Desafios: Exige coragem política e profundas reformas institucionais.

• Lei de Protecção dos Apoios: Cortar o Mal pela Raiz, Combater Corrupção com Fogo

O desvio e a fraude na gestão de apoios são tragédias adicionais para quem já perdeu tudo. Assim, propõe-se:

• Aprovação de uma Lei de Protecção dos Apoios Públicos e Humanitários, com penas severas de 10 a 20 anos de prisão para infracções.

• Num país que ocupa o 142.º lugar no Índice de Percepção da Corrupção (2023), esta lei poderá reforçar a justiça, a ética e a confiança nacional e internacional na nossa governação.

• Desafios: Reforçar mecanismos de fiscalização e aplicação efectiva da lei.

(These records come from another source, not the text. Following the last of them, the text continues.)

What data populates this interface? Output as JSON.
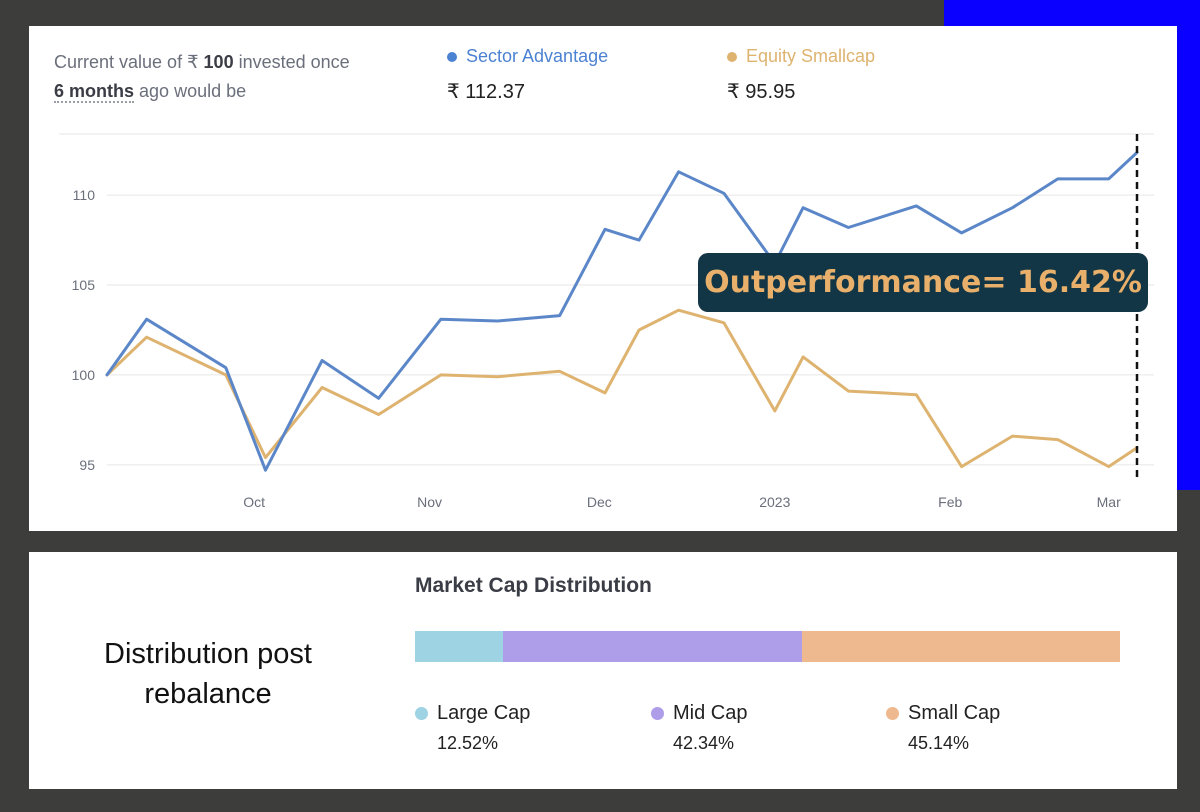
{
  "header": {
    "intro_prefix": "Current value of ₹",
    "intro_amount": "100",
    "intro_middle": "invested once",
    "period": "6 months",
    "intro_suffix": "ago would be"
  },
  "callout": {
    "text": "Outperformance= 16.42%"
  },
  "chart_data": {
    "type": "line",
    "x": [
      "2022-09-05",
      "2022-09-12",
      "2022-09-26",
      "2022-10-03",
      "2022-10-13",
      "2022-10-23",
      "2022-11-03",
      "2022-11-13",
      "2022-11-24",
      "2022-12-02",
      "2022-12-08",
      "2022-12-15",
      "2022-12-23",
      "2023-01-01",
      "2023-01-06",
      "2023-01-14",
      "2023-01-26",
      "2023-02-03",
      "2023-02-12",
      "2023-02-20",
      "2023-03-01",
      "2023-03-06"
    ],
    "x_ticks": [
      {
        "label": "Oct",
        "date": "2022-10-01"
      },
      {
        "label": "Nov",
        "date": "2022-11-01"
      },
      {
        "label": "Dec",
        "date": "2022-12-01"
      },
      {
        "label": "2023",
        "date": "2023-01-01"
      },
      {
        "label": "Feb",
        "date": "2023-02-01"
      },
      {
        "label": "Mar",
        "date": "2023-03-01"
      }
    ],
    "y_ticks": [
      95,
      100,
      105,
      110
    ],
    "ylim": [
      94.1,
      113.4
    ],
    "grid": true,
    "series": [
      {
        "name": "Sector Advantage",
        "color": "#5b87c9",
        "final_value": "₹ 112.37",
        "values": [
          100.0,
          103.1,
          100.4,
          94.7,
          100.8,
          98.7,
          103.1,
          103.0,
          103.3,
          108.1,
          107.5,
          111.3,
          110.1,
          106.2,
          109.3,
          108.2,
          109.4,
          107.9,
          109.3,
          110.9,
          110.9,
          112.37
        ]
      },
      {
        "name": "Equity Smallcap",
        "color": "#deb36f",
        "final_value": "₹ 95.95",
        "values": [
          100.0,
          102.1,
          100.0,
          95.4,
          99.3,
          97.8,
          100.0,
          99.9,
          100.2,
          99.0,
          102.5,
          103.6,
          102.9,
          98.0,
          101.0,
          99.1,
          98.9,
          94.9,
          96.6,
          96.4,
          94.9,
          95.95
        ]
      }
    ]
  },
  "distribution": {
    "caption": "Distribution post rebalance",
    "title": "Market Cap Distribution",
    "segments": [
      {
        "name": "Large Cap",
        "value": 12.52,
        "label": "12.52%",
        "color": "#9dd3e3"
      },
      {
        "name": "Mid Cap",
        "value": 42.34,
        "label": "42.34%",
        "color": "#ae9ee9"
      },
      {
        "name": "Small Cap",
        "value": 45.14,
        "label": "45.14%",
        "color": "#eeb98e"
      }
    ]
  }
}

• Ginásios Multiusos: Abrigos Dignos sem Comprometer Educação

O uso de escolas como abrigos interrompe o ensino e prejudica gravemente o futuro das crianças. Propõe-se:

• Construção de Ginásios Multiusos nas escolas mais vulneráveis, para servirem como abrigos em emergências, mas também para actividades desportivas e cívicas.
• Vantagens: Abrigos seguros e dignos, educação sem interrupção, espaços para cidadania activa.

• Desafios: Necessidade de investimento inicial e de um modelo de gestão comunitária. O financiamento pode ser buscado junto dos Fundos Verdes para o Clima, e mediante advocacia internacional para a concretização de compromissos assumidos na COP29, entre outros mecanismos.
Em forma de Conclusão, podemos dizer que entre Jude e Chapo, existe uma escolha histórica.

Passamos a ter abrigos seguros e adequados, processo de educação sem interrupção, espaço para cidadania activa. Os Desafios são o investimento inicial e boa gestão comunitária para o efeito, o País pode recorrer aos Fundos Verdes para o Clima, revisitar e fazer a advocacia internacional para exigir o cumprimento das promessas do COP29 entre outros.

De uma forma resumida, temos a oportunidade de Chapo diante de uma Jude ou seja, o Presidente Chapo enfrenta o maior desafio de liderança nacional que é continuar o ciclo do improviso ou liderar a viragem histórica de Moçambique.

Jude devastou, mas deixou também a oportunidade para reformar. O Jubileu da Independência deve ser o marco da coragem de fazer diferente.

“Quando o vento muda, os fracos constroem muros, mas os sábios constroem moinhos.”

A escolha é sua, Presidente Chapo. O povo espera — e o vento sopra forte.

 

* Dereck de Zeca Mulatinho, gestor sénior e consultor em soluções tecnológicas para o sector bancário, financeiro e de seguros, especializado em projectos de grande escala, em Moçambique e Angola.